健康に暮らすため、住まいに十分な日照を確保すること、また、いわゆるシックハウス症候群やアレルギーなどを引き起こすことのないよう、通風や換気によって室内の空気環境をきれいに保つことは、住宅としての大切な条件です。
さらに通風は、夏の涼をとるという大切な役割もあり、しっかり計画したいものです。上手な通風のポイントをご紹介しましょう。
からだに空気の「濾過装置」はありません
からだに入った危険な物質も、食べ物に由来するものであれば肝臓という臓器が「解毒」を行います。ところが空気について、人のからだはそのような「フィルター」を備えていません。仮に毒性のあるものでも、そのまま血中に溶け込んで、全身に回ってしまいます。
建材や家具の塗料に使われている化学物質の中には、ホルムアルデヒドなどの有害物質を放散させるものがあります。そのため現在新築される住宅には24時間稼働の機械換気設備の設置が義務付けられています。
窓を開けての換気や風を入れることも大切
しかし、常に換気が行われているからといって、窓を閉め切ったままの生活がいいとは言えません。換気もできるだけ自然の風を入れて行いたいものです。というのも、自然の風は独特の強弱のリズムや、鳥のさえずり、香りなどを運ぶことで、人に季節感や心地よさを感じさせてくれるからです。

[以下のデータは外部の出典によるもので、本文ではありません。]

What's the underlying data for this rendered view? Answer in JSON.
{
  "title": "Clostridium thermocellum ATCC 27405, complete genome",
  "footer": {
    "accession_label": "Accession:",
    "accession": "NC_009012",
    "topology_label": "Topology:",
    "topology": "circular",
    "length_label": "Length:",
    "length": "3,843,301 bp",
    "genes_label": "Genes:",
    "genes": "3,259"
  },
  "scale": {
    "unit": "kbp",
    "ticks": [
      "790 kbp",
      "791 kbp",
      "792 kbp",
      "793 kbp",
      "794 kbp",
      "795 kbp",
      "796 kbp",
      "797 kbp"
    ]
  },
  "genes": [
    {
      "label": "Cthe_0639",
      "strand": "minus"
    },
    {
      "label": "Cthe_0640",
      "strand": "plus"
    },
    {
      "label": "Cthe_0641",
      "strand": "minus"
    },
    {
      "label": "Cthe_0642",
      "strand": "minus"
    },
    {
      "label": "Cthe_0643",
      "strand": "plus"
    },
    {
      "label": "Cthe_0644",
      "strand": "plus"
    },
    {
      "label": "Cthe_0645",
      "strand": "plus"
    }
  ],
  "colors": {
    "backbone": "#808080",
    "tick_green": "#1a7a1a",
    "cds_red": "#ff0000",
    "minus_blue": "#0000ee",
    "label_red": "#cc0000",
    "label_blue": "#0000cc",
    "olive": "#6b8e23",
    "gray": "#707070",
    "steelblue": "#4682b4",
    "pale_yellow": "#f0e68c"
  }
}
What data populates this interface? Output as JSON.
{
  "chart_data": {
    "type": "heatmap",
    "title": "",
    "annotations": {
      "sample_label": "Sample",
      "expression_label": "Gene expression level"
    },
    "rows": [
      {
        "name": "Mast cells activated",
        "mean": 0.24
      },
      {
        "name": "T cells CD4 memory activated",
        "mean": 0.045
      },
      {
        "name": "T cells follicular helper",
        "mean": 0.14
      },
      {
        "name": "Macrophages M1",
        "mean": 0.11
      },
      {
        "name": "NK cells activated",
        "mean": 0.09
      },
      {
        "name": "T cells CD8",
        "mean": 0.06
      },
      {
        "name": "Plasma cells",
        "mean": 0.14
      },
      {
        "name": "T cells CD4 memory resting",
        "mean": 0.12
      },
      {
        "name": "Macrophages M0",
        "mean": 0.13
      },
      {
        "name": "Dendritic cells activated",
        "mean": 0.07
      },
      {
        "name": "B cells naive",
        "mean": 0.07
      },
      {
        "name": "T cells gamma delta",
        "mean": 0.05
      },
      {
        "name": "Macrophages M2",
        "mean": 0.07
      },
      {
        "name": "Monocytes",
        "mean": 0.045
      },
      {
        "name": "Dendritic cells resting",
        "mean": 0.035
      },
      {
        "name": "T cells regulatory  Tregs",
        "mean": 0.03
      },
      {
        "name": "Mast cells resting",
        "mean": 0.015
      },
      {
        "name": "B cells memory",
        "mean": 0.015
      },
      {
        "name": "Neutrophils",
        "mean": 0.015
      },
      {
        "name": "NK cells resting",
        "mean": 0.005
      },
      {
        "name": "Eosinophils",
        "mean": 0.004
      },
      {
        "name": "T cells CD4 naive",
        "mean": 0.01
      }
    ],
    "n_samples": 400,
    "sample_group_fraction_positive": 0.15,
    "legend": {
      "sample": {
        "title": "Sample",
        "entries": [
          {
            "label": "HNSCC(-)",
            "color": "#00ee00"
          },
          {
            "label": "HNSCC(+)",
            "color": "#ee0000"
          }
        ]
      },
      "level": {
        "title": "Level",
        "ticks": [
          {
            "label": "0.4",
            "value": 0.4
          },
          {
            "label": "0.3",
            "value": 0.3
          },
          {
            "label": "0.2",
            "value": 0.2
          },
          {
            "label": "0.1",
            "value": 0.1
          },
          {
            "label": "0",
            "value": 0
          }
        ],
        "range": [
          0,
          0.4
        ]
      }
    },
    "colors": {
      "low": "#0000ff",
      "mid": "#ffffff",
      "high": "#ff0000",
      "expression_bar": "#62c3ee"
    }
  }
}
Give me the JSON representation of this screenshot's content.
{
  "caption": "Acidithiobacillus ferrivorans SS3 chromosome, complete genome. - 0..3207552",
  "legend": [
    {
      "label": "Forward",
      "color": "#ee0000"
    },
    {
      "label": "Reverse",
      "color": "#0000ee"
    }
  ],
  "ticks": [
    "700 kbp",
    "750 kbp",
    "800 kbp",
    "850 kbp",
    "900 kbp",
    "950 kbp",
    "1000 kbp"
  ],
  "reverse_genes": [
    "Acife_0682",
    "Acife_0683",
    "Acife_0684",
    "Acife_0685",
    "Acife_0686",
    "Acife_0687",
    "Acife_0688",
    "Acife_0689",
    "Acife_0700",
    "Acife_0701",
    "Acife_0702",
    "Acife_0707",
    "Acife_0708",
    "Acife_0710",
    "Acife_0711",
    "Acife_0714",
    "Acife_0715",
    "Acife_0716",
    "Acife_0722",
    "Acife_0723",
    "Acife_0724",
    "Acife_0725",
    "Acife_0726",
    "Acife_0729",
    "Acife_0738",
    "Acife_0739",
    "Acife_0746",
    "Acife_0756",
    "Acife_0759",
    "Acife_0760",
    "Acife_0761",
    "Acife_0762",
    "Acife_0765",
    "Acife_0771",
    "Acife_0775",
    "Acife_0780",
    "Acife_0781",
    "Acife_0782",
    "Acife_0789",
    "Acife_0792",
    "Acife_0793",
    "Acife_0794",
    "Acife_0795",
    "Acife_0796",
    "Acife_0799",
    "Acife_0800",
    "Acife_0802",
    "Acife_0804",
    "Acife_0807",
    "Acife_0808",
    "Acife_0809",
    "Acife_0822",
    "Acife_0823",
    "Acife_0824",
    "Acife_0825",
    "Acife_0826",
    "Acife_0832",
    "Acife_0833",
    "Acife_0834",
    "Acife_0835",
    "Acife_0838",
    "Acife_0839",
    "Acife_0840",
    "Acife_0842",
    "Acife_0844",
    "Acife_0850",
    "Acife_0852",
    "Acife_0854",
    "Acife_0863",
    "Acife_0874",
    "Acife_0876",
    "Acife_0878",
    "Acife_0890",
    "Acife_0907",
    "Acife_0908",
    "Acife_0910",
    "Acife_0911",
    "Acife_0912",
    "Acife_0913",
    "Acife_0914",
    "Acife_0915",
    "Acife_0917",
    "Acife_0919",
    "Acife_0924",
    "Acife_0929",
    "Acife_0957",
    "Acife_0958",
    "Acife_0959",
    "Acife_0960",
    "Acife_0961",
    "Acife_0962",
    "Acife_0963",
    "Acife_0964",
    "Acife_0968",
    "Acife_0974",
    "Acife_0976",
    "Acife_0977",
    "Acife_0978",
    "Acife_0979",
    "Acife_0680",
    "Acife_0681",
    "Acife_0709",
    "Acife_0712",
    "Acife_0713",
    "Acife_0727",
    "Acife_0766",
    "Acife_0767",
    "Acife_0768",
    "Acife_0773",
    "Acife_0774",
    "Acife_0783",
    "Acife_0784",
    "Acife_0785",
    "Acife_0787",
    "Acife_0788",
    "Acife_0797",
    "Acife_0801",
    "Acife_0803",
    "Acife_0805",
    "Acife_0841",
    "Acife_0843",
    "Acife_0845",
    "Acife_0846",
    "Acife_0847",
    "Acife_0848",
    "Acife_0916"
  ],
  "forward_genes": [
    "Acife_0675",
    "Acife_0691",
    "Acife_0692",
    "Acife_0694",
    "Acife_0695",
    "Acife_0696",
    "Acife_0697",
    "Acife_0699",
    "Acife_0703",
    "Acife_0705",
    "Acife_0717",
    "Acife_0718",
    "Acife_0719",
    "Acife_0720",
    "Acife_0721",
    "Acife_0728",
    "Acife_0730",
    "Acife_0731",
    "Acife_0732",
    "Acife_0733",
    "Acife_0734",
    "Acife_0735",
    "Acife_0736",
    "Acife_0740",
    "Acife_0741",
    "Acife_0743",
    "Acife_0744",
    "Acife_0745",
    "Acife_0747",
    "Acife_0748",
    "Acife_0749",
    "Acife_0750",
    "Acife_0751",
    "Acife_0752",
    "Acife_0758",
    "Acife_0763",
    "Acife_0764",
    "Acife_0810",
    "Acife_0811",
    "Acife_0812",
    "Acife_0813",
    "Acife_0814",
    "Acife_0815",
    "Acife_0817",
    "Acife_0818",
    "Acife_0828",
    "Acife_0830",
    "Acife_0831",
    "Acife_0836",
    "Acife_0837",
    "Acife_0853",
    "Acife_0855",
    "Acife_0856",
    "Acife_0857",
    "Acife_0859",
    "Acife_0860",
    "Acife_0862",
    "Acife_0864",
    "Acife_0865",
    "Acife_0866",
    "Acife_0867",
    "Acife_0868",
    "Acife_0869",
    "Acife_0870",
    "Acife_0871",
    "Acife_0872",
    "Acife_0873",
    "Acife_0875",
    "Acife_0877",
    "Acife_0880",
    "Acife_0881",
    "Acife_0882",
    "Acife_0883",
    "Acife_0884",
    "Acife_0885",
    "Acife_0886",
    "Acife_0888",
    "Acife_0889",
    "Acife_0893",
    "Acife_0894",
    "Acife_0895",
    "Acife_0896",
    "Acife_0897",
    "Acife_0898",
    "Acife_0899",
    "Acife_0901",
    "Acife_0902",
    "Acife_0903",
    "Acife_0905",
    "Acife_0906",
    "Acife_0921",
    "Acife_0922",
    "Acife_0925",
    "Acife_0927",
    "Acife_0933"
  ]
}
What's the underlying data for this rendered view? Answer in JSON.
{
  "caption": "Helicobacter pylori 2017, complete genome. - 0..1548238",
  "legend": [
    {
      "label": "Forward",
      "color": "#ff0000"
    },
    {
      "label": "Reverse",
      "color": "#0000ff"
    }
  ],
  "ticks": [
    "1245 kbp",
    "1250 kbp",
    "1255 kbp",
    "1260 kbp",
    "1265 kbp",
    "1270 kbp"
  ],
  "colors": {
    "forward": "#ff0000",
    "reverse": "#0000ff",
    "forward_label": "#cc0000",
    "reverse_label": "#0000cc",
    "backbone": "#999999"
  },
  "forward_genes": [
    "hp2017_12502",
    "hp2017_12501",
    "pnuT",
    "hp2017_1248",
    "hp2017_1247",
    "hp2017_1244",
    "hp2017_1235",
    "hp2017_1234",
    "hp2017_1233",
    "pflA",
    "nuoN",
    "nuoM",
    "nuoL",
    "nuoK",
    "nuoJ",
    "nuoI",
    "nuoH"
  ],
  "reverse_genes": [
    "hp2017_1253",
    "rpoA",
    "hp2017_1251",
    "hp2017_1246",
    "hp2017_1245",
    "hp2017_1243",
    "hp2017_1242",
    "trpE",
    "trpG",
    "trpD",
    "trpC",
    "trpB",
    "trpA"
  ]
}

また、夏の暑さをしのぐためにも、風通しのよい住まいにしておきましょう。窓を開けて涼むときは、きちんと風が通るように、窓の配置などを工夫しておきます。
“下から導き上に抜く”のが風の通し方の基本
いくら大きくても窓を1つ開けただけでは風は住まいの中に入りません。必ず出口が必要です。1つの部屋にはできるだけ2つ以上の窓を設けましょう。大きな窓から小さな窓に抜けるようにすれば、風速が増して、より風を感じることができます。また、暖かい空気は上に昇る性質があります。そこで、地窓など床面に近いところに設けた窓から導き、2階の天窓などに抜ける風の道をつくれば、風が欲しい夏場に、より風が通りやすくなります。
風の道を計画し、ガラリや引き戸でスムーズに流す
風を住まいの中全体に通すためには、風の通り道をふさぐような障害物を設けないことも必要です。風のルートに当たるドアは、下部を開閉式のガラリ※にしたり、開閉式の高窓を付けます。ただし音も抜けてしまうので、その点は考慮が必要。格子を使った間仕切りも視線を遮りながら風を通すので便利に使えます。
※ガラリ
「ガラリ」とは、細い斜めの板を並行に何枚も渡し、視線や光を遮りながら風だけを通すもの。ルーバーとも呼ぶ。ドアの全面や、下部に部分的に用いる。
またドアの場合は、閉めておくか、全開にするかという選択しかありませんが、引き戸は少しだけ開けておくといったことができるので、風を通しやすい扉です。ただし、引き戸は枠が大きくなるのでドアより高価。その点も考慮しながら、ドアと引き戸を使い分けてください。